Lost sales are a significant source of stress for any salesperson. The loss of sales or lost business can mean you miss out on essential revenue, fail to hit your targets, and even struggle to keep growing your company in a competitive landscape.
Fortunately, while you might not be able to prevent yourself from losing sales all the time, there is an opportunity to learn from your lost revenue and implement strategies to avoid issues in the future. Here’s your guide to managing lost sales.
What are Lost Sales?
A lost sale is essentially what happens when you find a lead, start the conversion process, but fail to close the deal in the long term. The loss of sales is something sales professionals need to constantly fight back against, by learning as much as they can about their target audience, optimizing the sales process, and exploring new strategies for conversion.
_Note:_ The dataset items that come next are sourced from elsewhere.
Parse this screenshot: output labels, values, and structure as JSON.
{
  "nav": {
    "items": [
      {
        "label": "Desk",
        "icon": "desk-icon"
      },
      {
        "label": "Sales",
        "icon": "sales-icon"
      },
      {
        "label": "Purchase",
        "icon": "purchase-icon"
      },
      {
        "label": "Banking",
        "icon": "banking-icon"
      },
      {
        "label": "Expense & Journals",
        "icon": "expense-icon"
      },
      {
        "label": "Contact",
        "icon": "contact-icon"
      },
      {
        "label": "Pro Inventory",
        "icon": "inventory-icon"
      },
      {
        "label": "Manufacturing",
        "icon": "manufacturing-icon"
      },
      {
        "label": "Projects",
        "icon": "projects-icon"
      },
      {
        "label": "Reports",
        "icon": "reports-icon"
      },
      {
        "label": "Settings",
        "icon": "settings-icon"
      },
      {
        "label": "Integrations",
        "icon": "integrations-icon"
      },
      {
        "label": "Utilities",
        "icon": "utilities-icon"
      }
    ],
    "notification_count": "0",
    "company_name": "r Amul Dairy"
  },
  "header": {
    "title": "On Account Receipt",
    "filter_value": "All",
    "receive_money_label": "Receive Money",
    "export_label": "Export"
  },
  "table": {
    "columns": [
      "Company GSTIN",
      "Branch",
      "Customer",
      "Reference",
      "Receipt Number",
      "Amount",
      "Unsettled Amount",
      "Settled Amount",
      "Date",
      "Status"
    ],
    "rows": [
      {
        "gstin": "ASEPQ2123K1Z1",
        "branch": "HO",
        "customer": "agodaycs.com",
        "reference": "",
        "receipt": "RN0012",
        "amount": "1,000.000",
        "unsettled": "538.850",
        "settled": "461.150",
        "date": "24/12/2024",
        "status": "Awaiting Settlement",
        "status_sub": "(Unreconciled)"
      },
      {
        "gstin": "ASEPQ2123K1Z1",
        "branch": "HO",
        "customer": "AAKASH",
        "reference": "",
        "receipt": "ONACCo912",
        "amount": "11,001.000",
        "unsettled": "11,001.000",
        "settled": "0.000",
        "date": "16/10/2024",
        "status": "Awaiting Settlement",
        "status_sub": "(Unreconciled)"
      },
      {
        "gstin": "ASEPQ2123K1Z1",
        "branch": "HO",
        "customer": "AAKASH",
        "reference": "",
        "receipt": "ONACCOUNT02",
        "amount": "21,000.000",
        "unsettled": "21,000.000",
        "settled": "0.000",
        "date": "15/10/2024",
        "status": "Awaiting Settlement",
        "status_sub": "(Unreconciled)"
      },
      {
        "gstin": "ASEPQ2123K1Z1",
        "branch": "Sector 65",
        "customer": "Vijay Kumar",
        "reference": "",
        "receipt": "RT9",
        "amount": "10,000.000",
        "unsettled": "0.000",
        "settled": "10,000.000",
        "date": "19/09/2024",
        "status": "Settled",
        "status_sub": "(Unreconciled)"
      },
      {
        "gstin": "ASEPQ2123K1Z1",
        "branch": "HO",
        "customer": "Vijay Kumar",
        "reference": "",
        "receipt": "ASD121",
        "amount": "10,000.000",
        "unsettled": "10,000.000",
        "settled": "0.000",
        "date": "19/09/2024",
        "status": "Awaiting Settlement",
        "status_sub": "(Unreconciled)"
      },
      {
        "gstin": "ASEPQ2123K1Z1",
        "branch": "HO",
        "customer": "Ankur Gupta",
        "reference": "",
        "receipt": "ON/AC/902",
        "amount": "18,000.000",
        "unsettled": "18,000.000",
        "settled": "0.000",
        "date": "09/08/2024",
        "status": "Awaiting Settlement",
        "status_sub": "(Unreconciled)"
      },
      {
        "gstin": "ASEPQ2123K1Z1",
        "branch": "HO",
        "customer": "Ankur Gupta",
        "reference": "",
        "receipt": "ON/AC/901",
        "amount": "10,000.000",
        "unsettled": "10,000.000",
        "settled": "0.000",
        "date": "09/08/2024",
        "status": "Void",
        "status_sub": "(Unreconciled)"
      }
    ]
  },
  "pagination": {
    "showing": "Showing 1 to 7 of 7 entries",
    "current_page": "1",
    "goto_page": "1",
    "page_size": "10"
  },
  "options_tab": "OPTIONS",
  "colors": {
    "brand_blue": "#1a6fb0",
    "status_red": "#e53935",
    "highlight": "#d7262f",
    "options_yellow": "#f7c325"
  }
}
When you’re losing sales in any industry, it’s important to dive down into your analytics and business data, to determine where the losses are coming from. This can help to improve your chances of successful conversions in the future.
Common Reasons for the Loss of Sales
Lost sales happen for a number of reasons. Sometimes, you’ll find yourself losing sales because you haven’t planned properly for a sudden change in demand towards your product, meaning you’re “out of stock” when a customer comes to place an order.
Lost revenue can also happen because a relationship with a lead goes sour, or you fail to follow up with a customer as quickly as you should. Here are some common reasons for lost business:
You don’t understand your customer: If you don’t really understand your customer, their needs, and their pain points, then you’re going to end up losing sales. Conversions happen when you can convince your target lead that you have the perfect solution to their problems. If your target market is undefined, or you haven’t done enough research into your buyer personas, you’re going to miss out on.
Your sales pitch needs work: One of the most common reasons for lost sales is a bad sales pitch. If you’ve already qualified a lead to a point where you’re presenting them with an offer, then there’s a good chance they need or want what you’re selling. If you fail to get the sale, or generate interest, there could be a problem with the way you’re presenting your product or service. Maybe you’re not focusing on the right benefits.
You haven’t planned properly: Lack of proper planning is another common reason for lost business. If you haven’t planned for an increase in customer demand around a certain seasonal sale, for instance, you might not have enough stock to serve every customer. Loss of sales can also happen when you don’t have a backup system in place if something goes wrong with your supply chain.
You’re not following up correctly: It usually takes multiple touchpoints with a brand for a customer to make the decision to buy something. If you’re not following up with your target audience, they could lose interest in your pitch. You might even end up losing your customer to a competitor, if another business swoops in while you’re ignoring your lead.
You don’t have enough product knowledge: Lost revenue often happens when a salesperson can’t answer the questions their customers have about a product or service. Your client wants to see you as a knowledgeable and trustworthy individual who can immediately respond to their queries. Make sure you have all the information required to close a deal before you begin a conversation with a customer.
Your sales process is flawed: Take a look at your current sales process. Which parts of your strategy could do with some extra work? Do you have a good rapport with your customer? Can you identify the needs of your target audience correctly? Can you link your pitches to the specific problems your customers are facing?
Lost Sales: Results
The most obvious result of lost sales is lost revenue. Every sale you lose means you’re not adding money to your company’s income. For a salesperson, this means you fall short of your targets. For the wider business, this could mean it’s harder to keep the lights on in the organization.
Losing sales can also lead to problems with your brand’s reputation. The more you lose business, the more people you might have in the industry talking negatively about your brand. This can lead to more lost revenue in the long-term.
How to Prevent Lost Sales
As mentioned above, losing sales is something that happens to virtually every business, and every salesperson. It’s impossible to prevent lost sales entirely, but there are steps you can take to keep your loss of sales to a minimum, such as:
Speaking to customers: Find out why you’re losing sales by speaking to the leads who end up rejecting you. You can ask them what made them decide not to go ahead with the purchase. Knowing why people say “no” can save you a lot of lost revenue.
Conduct regular evaluations: Regularly examine your sales strategy to determine which parts could be leading to lost sales. Where do the majority of your leads fall out of the pipeline? How could you improve your chances of keeping them around?
Experiment: Experiment with different sales strategies and measure how your customers respond. This can give you an insight into new ways of minimizing lost sales.
Prepare: Make sure you have as much information as possible about your customers before you begin the sales process, so you can personalize your pitch.